Intel signed an agreement with Defense Advanced Research Projects Agency (DARPA) to perform its Data Protection in Virtual Environments (DPRIVE) program. This program’s main goal is to develop an accelerator for fully homomorphic encryption.
For fully homomorphic encryption
The multiyear program represents a cross-team effort across multiple Intel groups, including Intel Labs, the Design Engineering Group and the Data Platforms Group, to tackle “the final frontier” in data privacy, which is computing on fully encrypted data without access to decryption keys.
Rosario Cammarota, principal engineer, Intel Labs, and principal investigator, DARPA DPRIVE program, said,
“Fully homomorphic encryption remains the holy grail in the quest to keep data secure while in use. Despite strong advances in trusted execution environments and other confidential computing technologies to protect data while at rest and in transit, data is unencrypted during computation, opening the possibility of potential attacks at this stage. This frequently inhibits our ability to fully share and extract the maximum value out of data. We are pleased to be chosen as a technology partner by DARPA and look forward to working with them as well as Microsoft to advance this next chapter in confidential computing and unlock the promise of fully homomorphic encryption for all.”

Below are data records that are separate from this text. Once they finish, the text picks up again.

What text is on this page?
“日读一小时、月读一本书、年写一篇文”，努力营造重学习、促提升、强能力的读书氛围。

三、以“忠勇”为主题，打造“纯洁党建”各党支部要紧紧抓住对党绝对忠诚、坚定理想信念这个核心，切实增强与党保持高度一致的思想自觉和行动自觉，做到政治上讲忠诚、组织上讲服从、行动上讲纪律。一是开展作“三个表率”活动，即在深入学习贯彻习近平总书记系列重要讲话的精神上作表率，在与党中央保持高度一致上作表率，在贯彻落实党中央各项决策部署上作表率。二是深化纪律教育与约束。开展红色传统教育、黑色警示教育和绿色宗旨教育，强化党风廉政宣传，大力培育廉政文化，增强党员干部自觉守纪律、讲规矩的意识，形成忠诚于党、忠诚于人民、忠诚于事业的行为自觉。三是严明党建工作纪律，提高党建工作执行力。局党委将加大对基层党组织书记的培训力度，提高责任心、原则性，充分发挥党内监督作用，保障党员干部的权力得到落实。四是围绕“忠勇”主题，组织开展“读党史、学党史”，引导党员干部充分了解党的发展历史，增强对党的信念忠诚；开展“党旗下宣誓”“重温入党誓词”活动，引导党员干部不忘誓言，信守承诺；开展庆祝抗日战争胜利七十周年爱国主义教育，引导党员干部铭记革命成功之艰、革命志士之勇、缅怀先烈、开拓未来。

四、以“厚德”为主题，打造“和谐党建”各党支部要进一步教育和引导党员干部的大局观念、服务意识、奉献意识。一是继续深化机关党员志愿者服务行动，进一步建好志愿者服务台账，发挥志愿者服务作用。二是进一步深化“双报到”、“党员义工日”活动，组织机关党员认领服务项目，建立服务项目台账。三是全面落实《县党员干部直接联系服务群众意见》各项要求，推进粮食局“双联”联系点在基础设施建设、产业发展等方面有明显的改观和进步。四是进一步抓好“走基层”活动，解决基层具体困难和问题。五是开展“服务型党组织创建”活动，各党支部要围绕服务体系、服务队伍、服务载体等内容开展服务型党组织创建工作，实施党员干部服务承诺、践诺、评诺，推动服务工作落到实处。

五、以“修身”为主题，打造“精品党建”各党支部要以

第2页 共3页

Although many rely on a variety of data encryption methods to protect information while it is in transit, in use and at rest, these techniques require that data be decrypted for processing. Fully homomorphic encryption enables users to compute on always-encrypted data, or cryptograms. The data never needs to be decrypted, reducing the potential for cyber threats.
Under the DARPA DPRIVE program, Intel plans to design an application-specific integrated circuit (ASIC) accelerator to reduce the performance overhead currently associated with fully homomorphic encryption. When fully realized, the accelerator could deliver a massive improvement in executing FHE workloads over existing CPU-driven systems, potentially reducing cryptograms’ processing time by five orders of magnitude.